Selon des informations d’abord mises en lumière par The Rover, Sylvan Adams avait affirmé au micro du balado Canadian Jewish News, avoir usé de son statut afin de faire pression pour que l’administration McGill sanctionne le campement pro-Palestine.
Par ailleurs, Pivot avait révélé que l’administration de l’Université avait reçu des pressions semblables de la part du député libéral Anthony Housefather et de lobbys pro-Israël, dont B’nai Brith et le Centre consultatif des relations juives et israéliennes.
Pour Hugo-Victor Solomon, l’étudiant derrière la Politique contre l’antisémitisme, impliqué dans plusieurs autres dossiers entourant le mouvement pro-Palestine à McGill, les demandes d’injonctions sont un moyen qu’a l’administration de montrer qu’elle répond en partie à ces demandes.
« Ils doivent montrer aux donateurs qu’ils font littéralement tout ce qui est en leur pouvoir », avance l’étudiant, en entrevue avec Pivot.
« Ce n’est pas pour protéger les étudiants, mais plutôt de créer une image pour des personnes comme Amiel, comme Adams, comme Housefather, et de dire “regardez, on fait quelque chose pour sévir et leur montrer qui est le patron.” »
Et la liberté d’expression dans tout ça?
Pour Hugo-Victor Solomon, le nerf de la guerre au centre des débats dans les salles d’audience, c’est la définition de l’antisémitisme.

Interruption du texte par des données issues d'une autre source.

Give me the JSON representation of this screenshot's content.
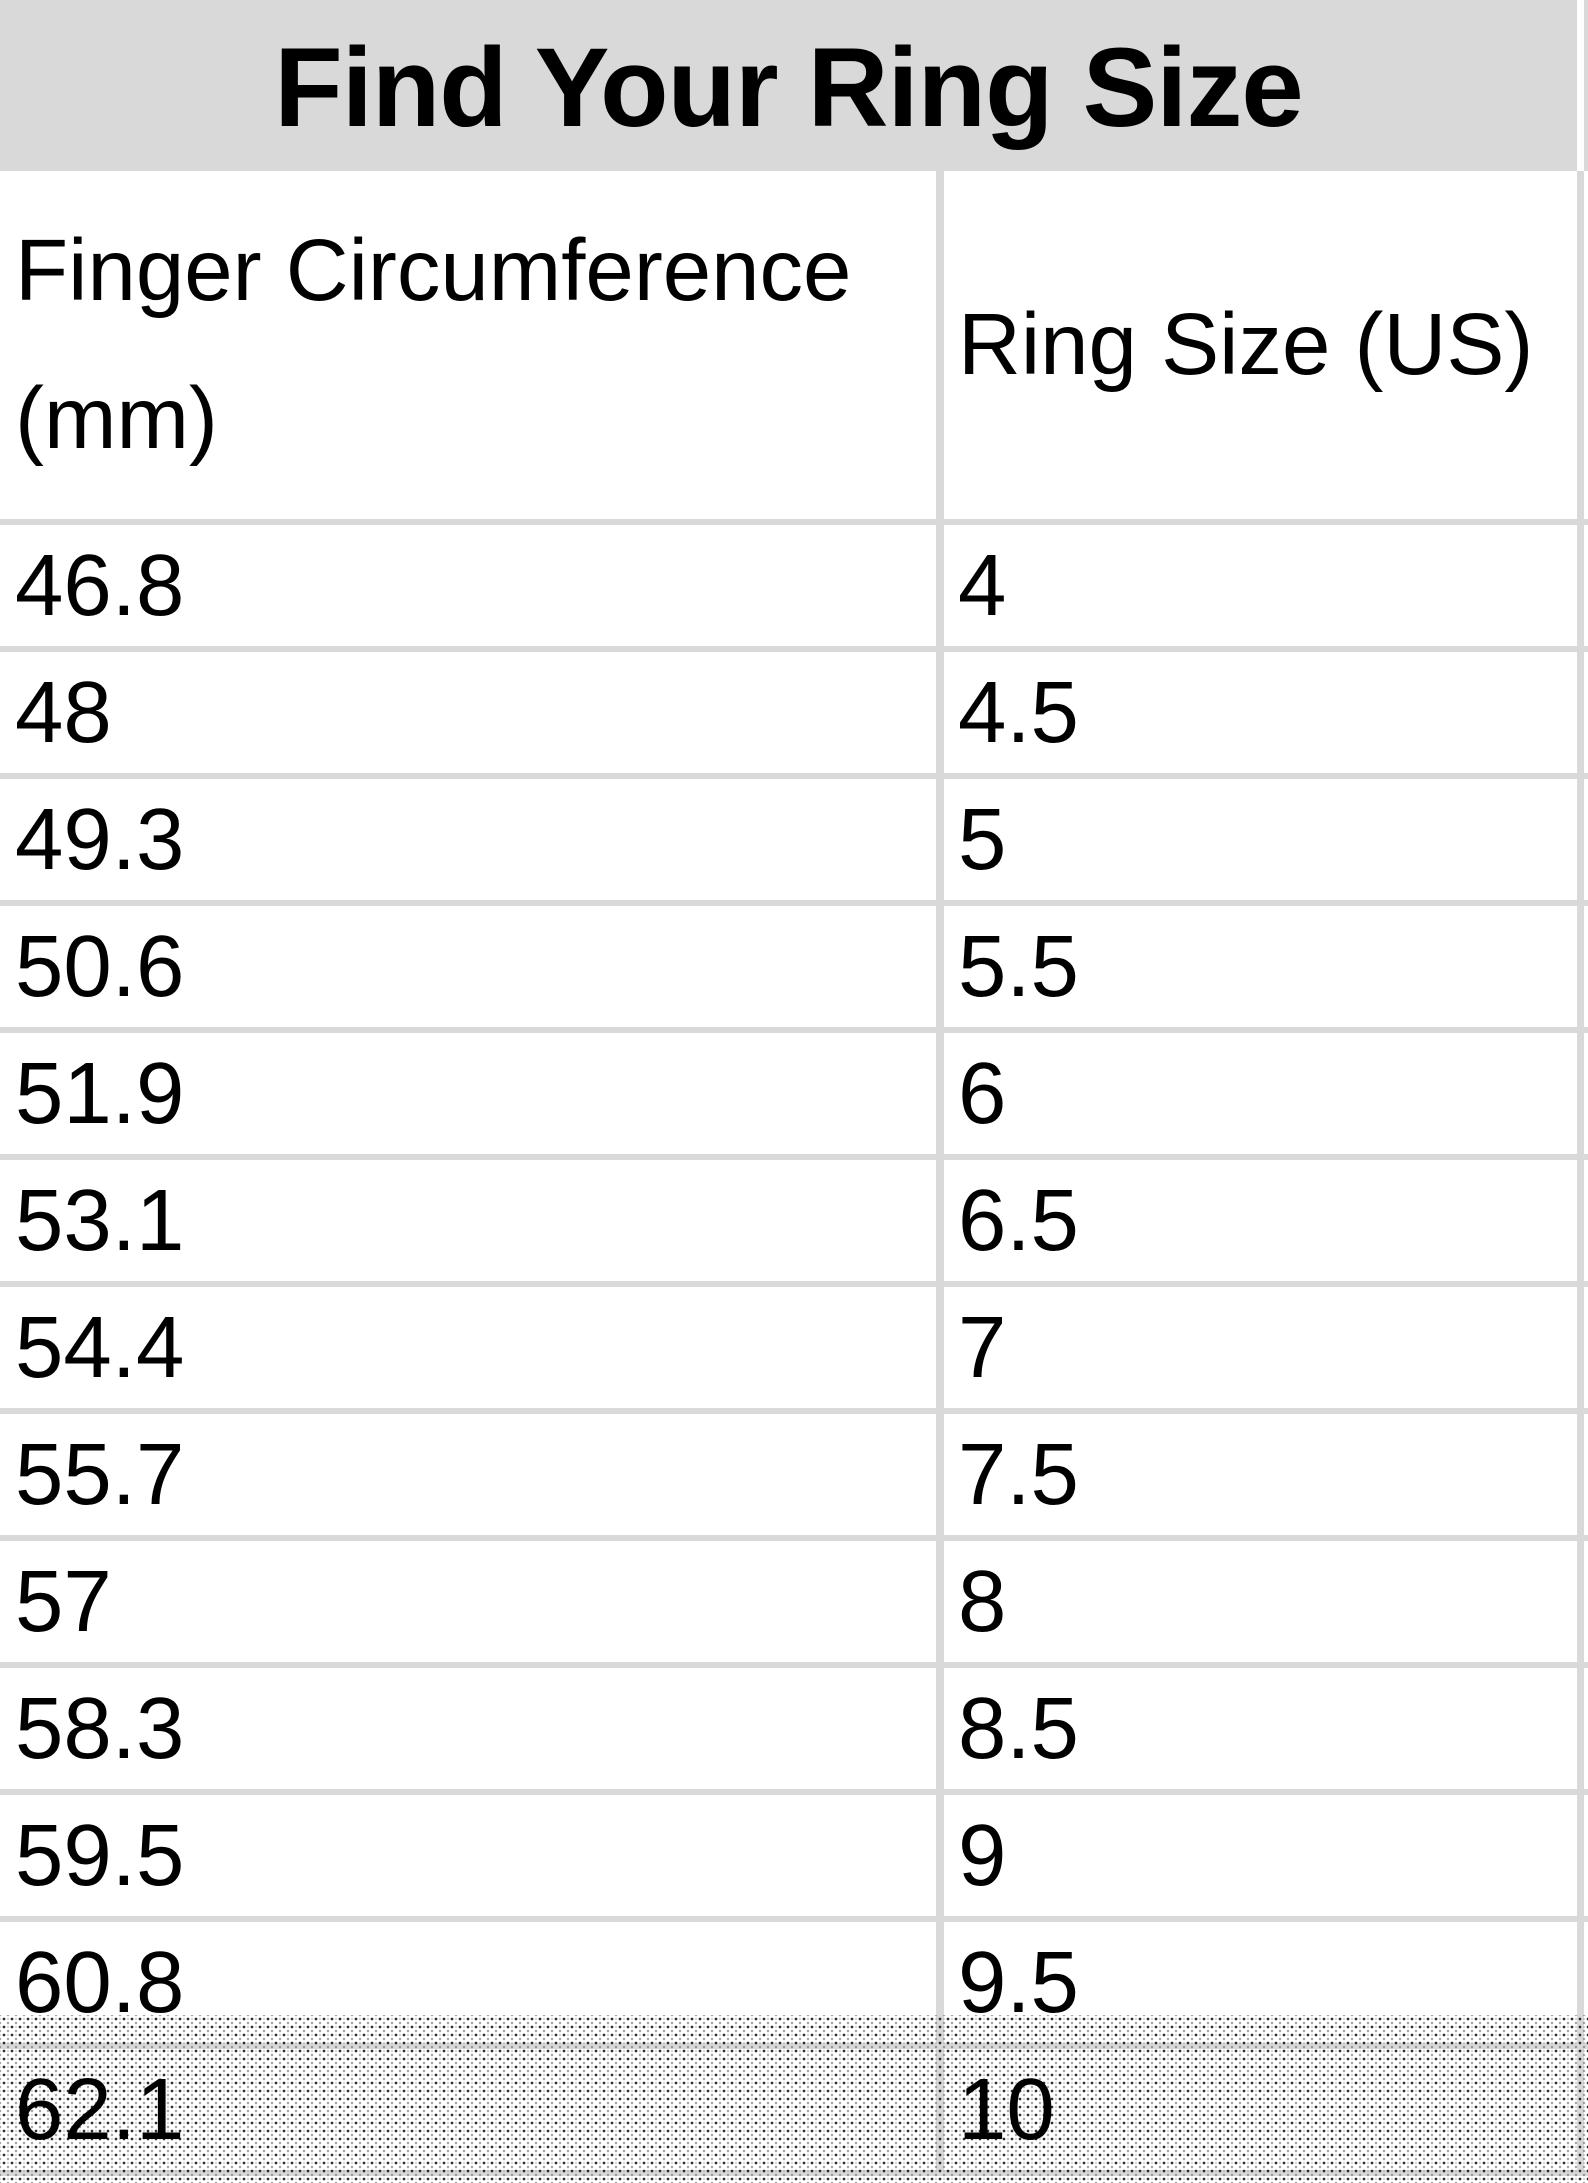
{
  "title": "Find Your Ring Size",
  "columns": [
    "Finger Circumference (mm)",
    "Ring Size (US)"
  ],
  "rows": [
    {
      "circumference_mm": "46.8",
      "ring_size_us": "4"
    },
    {
      "circumference_mm": "48",
      "ring_size_us": "4.5"
    },
    {
      "circumference_mm": "49.3",
      "ring_size_us": "5"
    },
    {
      "circumference_mm": "50.6",
      "ring_size_us": "5.5"
    },
    {
      "circumference_mm": "51.9",
      "ring_size_us": "6"
    },
    {
      "circumference_mm": "53.1",
      "ring_size_us": "6.5"
    },
    {
      "circumference_mm": "54.4",
      "ring_size_us": "7"
    },
    {
      "circumference_mm": "55.7",
      "ring_size_us": "7.5"
    },
    {
      "circumference_mm": "57",
      "ring_size_us": "8"
    },
    {
      "circumference_mm": "58.3",
      "ring_size_us": "8.5"
    },
    {
      "circumference_mm": "59.5",
      "ring_size_us": "9"
    },
    {
      "circumference_mm": "60.8",
      "ring_size_us": "9.5"
    },
    {
      "circumference_mm": "62.1",
      "ring_size_us": "10"
    }
  ],
  "selection": {
    "style": "dotted-stipple-overlay",
    "covers": "bottom region including row 62.1 / 10"
  },
  "colors": {
    "title_band": "#d9d9d9",
    "grid_line": "#d9d9d9",
    "text": "#000000",
    "background": "#ffffff"
  },
  "chart_data": {
    "type": "table",
    "title": "Find Your Ring Size",
    "columns": [
      "Finger Circumference (mm)",
      "Ring Size (US)"
    ],
    "rows": [
      [
        46.8,
        4
      ],
      [
        48,
        4.5
      ],
      [
        49.3,
        5
      ],
      [
        50.6,
        5.5
      ],
      [
        51.9,
        6
      ],
      [
        53.1,
        6.5
      ],
      [
        54.4,
        7
      ],
      [
        55.7,
        7.5
      ],
      [
        57,
        8
      ],
      [
        58.3,
        8.5
      ],
      [
        59.5,
        9
      ],
      [
        60.8,
        9.5
      ],
      [
        62.1,
        10
      ]
    ]
  }
}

Du côté des plaignant·es, l’argument « n’a pas vraiment de fondement juridique » avance-t-il. « C’est un argument discursif : ils essaient de faire du sionisme, une classe légalement reconnue et protégée », au même titre que le fait d’être juif·ve, ou d’appartenir à n’importe quelle autre confession religieuse.
En d’autres mots, le message avancé, c’est « qu’il est tout à fait absurde qu’une personne qui n’est pas sioniste puisse être juive », explique Hugo-Victor Solomon, qui est lui-même de confession juive. « Ça renforce certaines idées sur ce qu’est et ce que peut être la communauté juive. »

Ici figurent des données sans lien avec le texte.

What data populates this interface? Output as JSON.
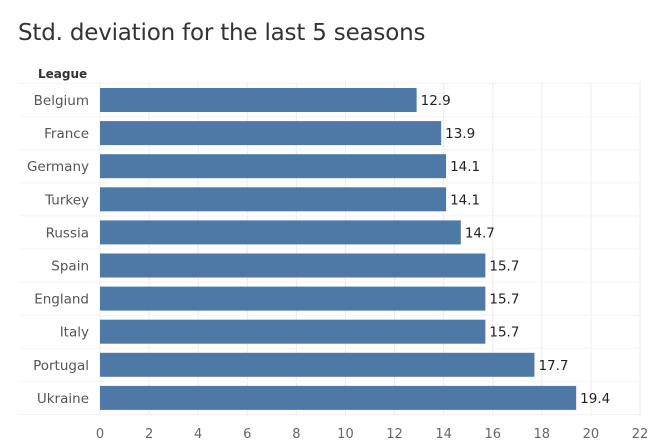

Selon cette logique, le fait de s’attaquer au sionisme, en critiquant l’État d’Israël ou son gouvernement, par exemple, constituerait une forme de discrimination, contre laquelle il serait possible de restreindre la liberté d’expression.
« Ces arguments sont insensés, mais ils fonctionnent parce qu’ils font partie d’un contexte et d’un narratif plus large, qui inclut les donateurs, B’nai Brith, des députés… c’est comme ça que ça devient cohésif. »
Bien qu’au final, ce genre de discours ne semble pas avoir convaincu les tribunaux, il continue d’en monopoliser les ressources, et force les groupes et les associations visées dans des processus judiciaires coûteux, souligne aussi Hugo-Victor Solomon, qui était aux premières loges dans plusieurs dossiers à McGill.
Selon lui, plusieurs procédures entreprises par des étudiant·es sionistes pourraient constituer des « poursuites-bâillons », visant surtout à intimider plutôt qu’à faire respecter le droit.
« Parfois, la menace d’une injonction est plus efficace que son application, en particulier dans les situations où il y a un déséquilibre de pouvoirs ou de classe entre les parties », conclut-il.
L’Université McGill n’a pas répondu aux demandes d’entrevue de Pivot. Au moment de publication, elle n’avait pas non plus fait suite aux questions soumises par courriel.